It would make more sense for Sydney and Wollongong to provide two new A-League teams, so why does Southern Expansion want to represent both cities?
The most impressive element of Monday’s surprise announcement was undoubtedly the fact that Southern Expansion – surely a working title only – has already attracted a $12 million bank guarantee from Chinese property investors the Jia Yuan group.
That’s some serious coin in a league hardly flush with cash, and the fact the club has also pledged to build a boutique football-specific stadium strikes all the right chords.
There’s no denying a steering committee featuring former Socceroo Craig Foster and ex-SBS commentator Les Murray also boasts some serious football nous, when a common refrain has been that there aren’t enough ‘football people’ involved in running the game.
In many respects, Southern Expansion looks exactly like the sort of expansion team the A-League desperately needs. So why do some key elements still seem somewhat askew?

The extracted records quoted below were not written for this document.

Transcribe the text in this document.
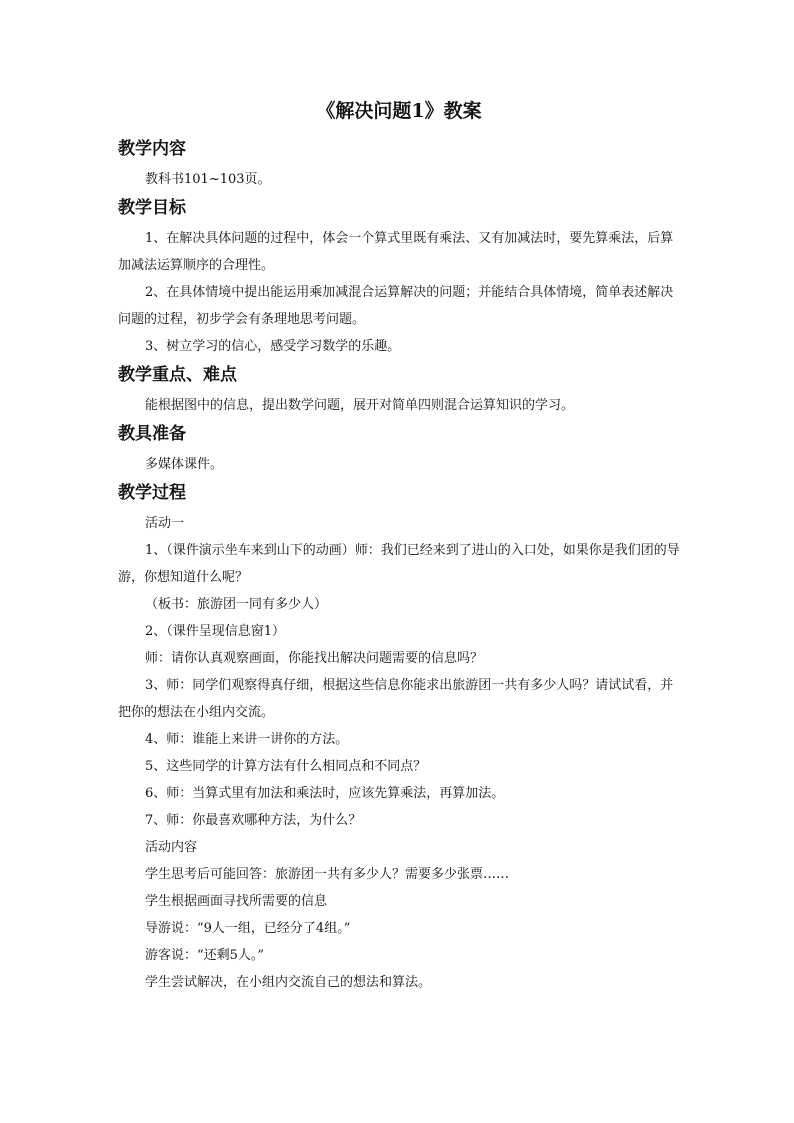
《解决问题1》教案
教学内容

教科书101~103页。

教学目标

1、在解决具体问题的过程中，体会一个算式里既有乘法、又有加减法时，要先算乘法，后算加减法运算顺序的合理性。

2、在具体情境中提出能运用乘加减混合运算解决的问题；并能结合具体情境，简单表述解决问题的过程，初步学会有条理地思考问题。

3、树立学习的信心，感受学习数学的乐趣。

教学重点、难点

能根据图中的信息，提出数学问题，展开对简单四则混合运算知识的学习。

教具准备

多媒体课件。

教学过程

活动一

1、（课件演示坐车来到山下的动画）师：我们已经来到了进山的入口处，如果你是我们团的导游，你想知道什么呢？

（板书：旅游团一同有多少人）

2、（课件呈现信息窗1）

师：请你认真观察画面，你能找出解决问题需要的信息吗？

3、师：同学们观察得真仔细，根据这些信息你能求出旅游团一共有多少人吗？请试试看，并把你的想法在小组内交流。

4、师：谁能上来讲一讲你的方法。

5、这些同学的计算方法有什么相同点和不同点？

6、师：当算式里有加法和乘法时，应该先算乘法，再算加法。

7、师：你最喜欢哪种方法，为什么？

活动内容

学生思考后可能回答：旅游团一共有多少人？需要多少张票……

学生根据画面寻找所需要的信息

导游说：“9人一组，已经分了4组。”

游客说：“还剩5人。”

学生尝试解决，在小组内交流自己的想法和算法。
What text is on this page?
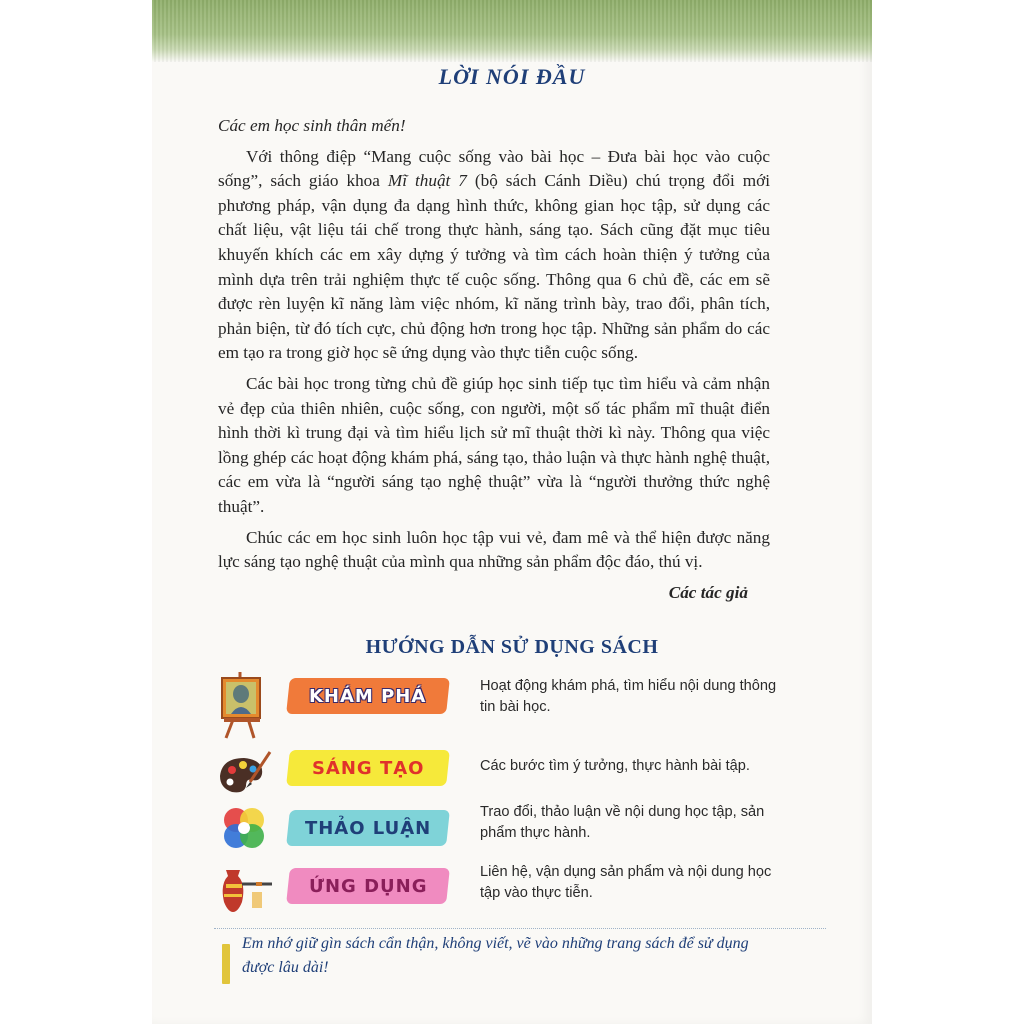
LỜI NÓI ĐẦU

Các em học sinh thân mến!

Với thông điệp “Mang cuộc sống vào bài học – Đưa bài học vào cuộc sống”, sách giáo khoa Mĩ thuật 7 (bộ sách Cánh Diều) chú trọng đổi mới phương pháp, vận dụng đa dạng hình thức, không gian học tập, sử dụng các chất liệu, vật liệu tái chế trong thực hành, sáng tạo. Sách cũng đặt mục tiêu khuyến khích các em xây dựng ý tưởng và tìm cách hoàn thiện ý tưởng của mình dựa trên trải nghiệm thực tế cuộc sống. Thông qua 6 chủ đề, các em sẽ được rèn luyện kĩ năng làm việc nhóm, kĩ năng trình bày, trao đổi, phân tích, phản biện, từ đó tích cực, chủ động hơn trong học tập. Những sản phẩm do các em tạo ra trong giờ học sẽ ứng dụng vào thực tiễn cuộc sống.

Các bài học trong từng chủ đề giúp học sinh tiếp tục tìm hiểu và cảm nhận vẻ đẹp của thiên nhiên, cuộc sống, con người, một số tác phẩm mĩ thuật điển hình thời kì trung đại và tìm hiểu lịch sử mĩ thuật thời kì này. Thông qua việc lồng ghép các hoạt động khám phá, sáng tạo, thảo luận và thực hành nghệ thuật, các em vừa là “người sáng tạo nghệ thuật” vừa là “người thưởng thức nghệ thuật”.

Chúc các em học sinh luôn học tập vui vẻ, đam mê và thể hiện được năng lực sáng tạo nghệ thuật của mình qua những sản phẩm độc đáo, thú vị.

Các tác giả

HƯỚNG DẪN SỬ DỤNG SÁCH
KHÁM PHÁ	Hoạt động khám phá, tìm hiểu nội dung thông tin bài học.
SÁNG TẠO	Các bước tìm ý tưởng, thực hành bài tập.
THẢO LUẬN
Trao đổi, thảo luận về nội dung học tập, sản phẩm thực hành.
ỨNG DỤNG
Liên hệ, vận dụng sản phẩm và nội dung học tập vào thực tiễn.
Em nhớ giữ gìn sách cẩn thận, không viết, vẽ vào những trang sách để sử dụng được lâu dài!
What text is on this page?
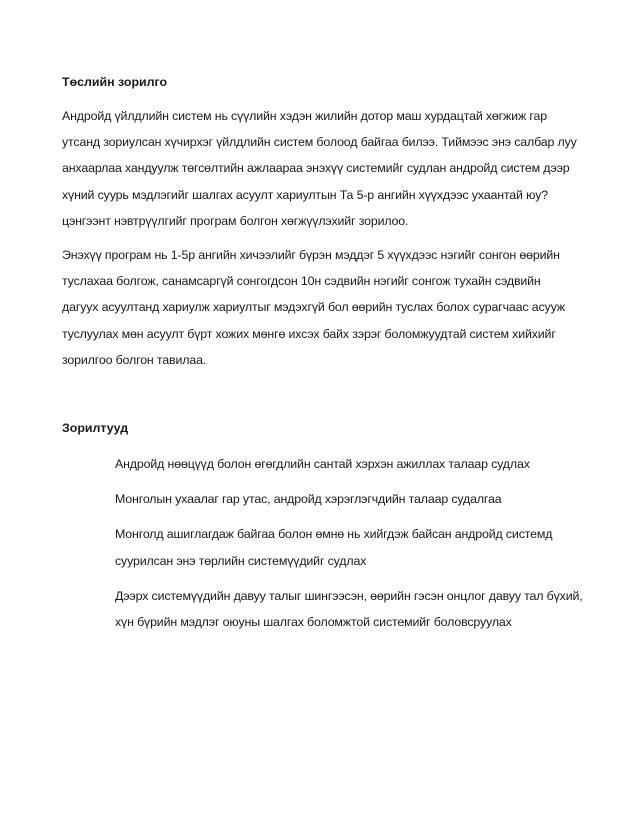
Төслийн зорилго

Андройд үйлдлийн систем нь сүүлийн хэдэн жилийн дотор маш хурдацтай хөгжиж гар
утсанд зориулсан хүчирхэг үйлдлийн систем болоод байгаа билээ. Тиймээс энэ салбар луу
анхаарлаа хандуулж төгсөлтийн ажлаараа энэхүү системийг судлан андройд систем дээр
хүний суурь мэдлэгийг шалгах асуулт хариултын Та 5-р ангийн хүүхдээс ухаантай юу?
цэнгээнт нэвтрүүлгийг програм болгон хөгжүүлэхийг зорилоо.

Энэхүү програм нь 1-5р ангийн хичээлийг бүрэн мэддэг 5 хүүхдээс нэгийг сонгон өөрийн
туслахаа болгож, санамсаргүй сонгогдсон 10н сэдвийн нэгийг сонгож тухайн сэдвийн
дагуух асуултанд хариулж хариултыг мэдэхгүй бол өөрийн туслах болох сурагчаас асууж
туслуулах мөн асуулт бүрт хожих мөнгө ихсэх байх зэрэг боломжуудтай систем хийхийг
зорилгоо болгон тавилаа.

Зорилтууд
Андройд нөөцүүд болон өгөгдлийн сантай хэрхэн ажиллах талаар судлах
Монголын ухаалаг гар утас, андройд хэрэглэгчдийн талаар судалгаа
Монголд ашиглагдаж байгаа болон өмнө нь хийгдэж байсан андройд системд
суурилсан энэ төрлийн системүүдийг судлах
Дээрх системүүдийн давуу талыг шингээсэн, өөрийн гэсэн онцлог давуу тал бүхий,
хүн бүрийн мэдлэг оюуны шалгах боломжтой системийг боловсруулах
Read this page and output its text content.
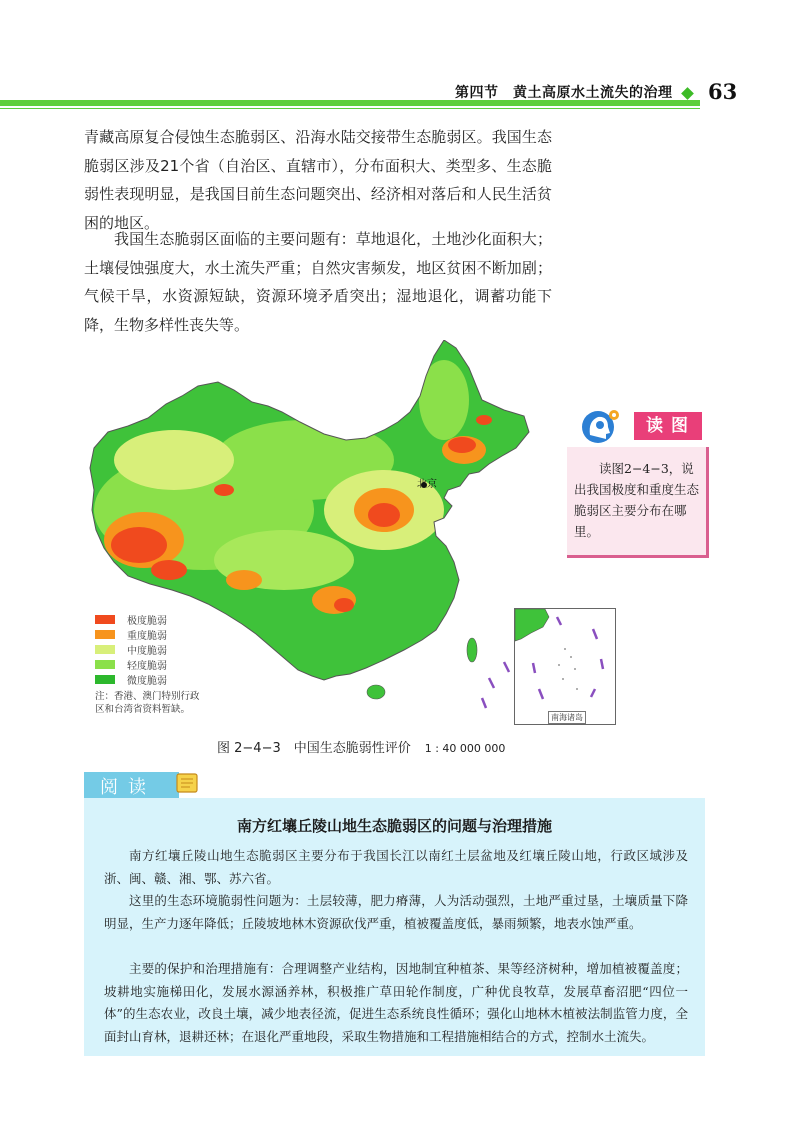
第四节　黄土高原水土流失的治理 63

青藏高原复合侵蚀生态脆弱区、沿海水陆交接带生态脆弱区。我国生态脆弱区涉及21个省（自治区、直辖市），分布面积大、类型多、生态脆弱性表现明显，是我国目前生态问题突出、经济相对落后和人民生活贫困的地区。

我国生态脆弱区面临的主要问题有：草地退化，土地沙化面积大；土壤侵蚀强度大，水土流失严重；自然灾害频发，地区贫困不断加剧；气候干旱，水资源短缺，资源环境矛盾突出；湿地退化，调蓄功能下降，生物多样性丧失等。

北京
极度脆弱
重度脆弱
中度脆弱
轻度脆弱
微度脆弱
注：香港、澳门特别行政区和台湾省资料暂缺。
南海诸岛
图 2−4−3　中国生态脆弱性评价 1 : 40 000 000
读图

读图2−4−3，说出我国极度和重度生态脆弱区主要分布在哪里。

阅读
南方红壤丘陵山地生态脆弱区的问题与治理措施

南方红壤丘陵山地生态脆弱区主要分布于我国长江以南红土层盆地及红壤丘陵山地，行政区域涉及浙、闽、赣、湘、鄂、苏六省。

这里的生态环境脆弱性问题为：土层较薄，肥力瘠薄，人为活动强烈，土地严重过垦，土壤质量下降明显，生产力逐年降低；丘陵坡地林木资源砍伐严重，植被覆盖度低，暴雨频繁，地表水蚀严重。

主要的保护和治理措施有：合理调整产业结构，因地制宜种植茶、果等经济树种，增加植被覆盖度；坡耕地实施梯田化，发展水源涵养林，积极推广草田轮作制度，广种优良牧草，发展草畜沼肥“四位一体”的生态农业，改良土壤，减少地表径流，促进生态系统良性循环；强化山地林木植被法制监管力度，全面封山育林，退耕还林；在退化严重地段，采取生物措施和工程措施相结合的方式，控制水土流失。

The elephant in the room has got to be Sydney FC – who have every reason to fear that another Sydney-based side will cannibalise their support.
Unlike the obvious geographic and cultural ties that make Western Sydney a clearly-defined part of the city, there’s no such delineation the further south you go.
And if Southern Expansion are to join the Wanderers in the league – and it’s worth remembering the Central Coast Mariners have long coveted the northern suburbs of Sydney – it begs the question of how much of the city is left for Sydney FC to represent.
But perhaps the biggest head-scratcher is the inclusion of Football South Coast as part of the bid.
Covering the Illawarra and South Coast regions of New South Wales, the association is also home to two-time former National Soccer League champions Wollongong Wolves.
The Wolves have their own expansion plans, a suitable venue in WIN Stadium ready to go, and the supposed backing of billionaire Bruce Gordon.
If Gordon was serious about investing in the Wolves, it’s fair to ask why he hasn’t done so already.
And if Southern Expansion spurs other expansion bids to get their affairs in order, so much the better.
But if Southern Expansion are to represent the St George, Sutherland and Illawarra regions as proposed, then where will they play?
And if they build a football-specific stadium, where will it be? And if the stadium happens to be built in St George – one of the spiritual homes of football in Australia – why would Wollongong fans travel some 70 kilometres up the motorway to watch them?
If those fans don’t already travel to watch Sydney FC or Western Sydney Wanderers, will they support a club that could potentially play as little as four games a year in their own backyard – and then only for a limited time?
You only need to look to the St George Illawarra Dragons to witness the awkward reality of cross-regional clubs, although Southern Expansion has already tweeted that it would be “nice to emulate them”.
At the end of the day, Foster is right when he says that football in Australia needs substantially more investment, and Southern Expansion deserve kudos for taking the initiative – even if the move potentially coincides with Foster’s current employer SBS losing their A-League broadcast rights.
And attracting foreign investment is also a good thing, although it remains to be seen how backing an A-League club might affect the Jia Yuan group’s other commercial interests.
But while any club that brings $12 million worth of backing to the table will almost certainly get the green light from a Football Federation Australia no doubt keen to retain control of the expansion narrative, plenty of questions still remain.
Foremost among them is perhaps the simplest question of all: why doesn’t Southern Expansion simply service the St George and Sutherland regions, and leave Illawarra to the Wollongong Wolves?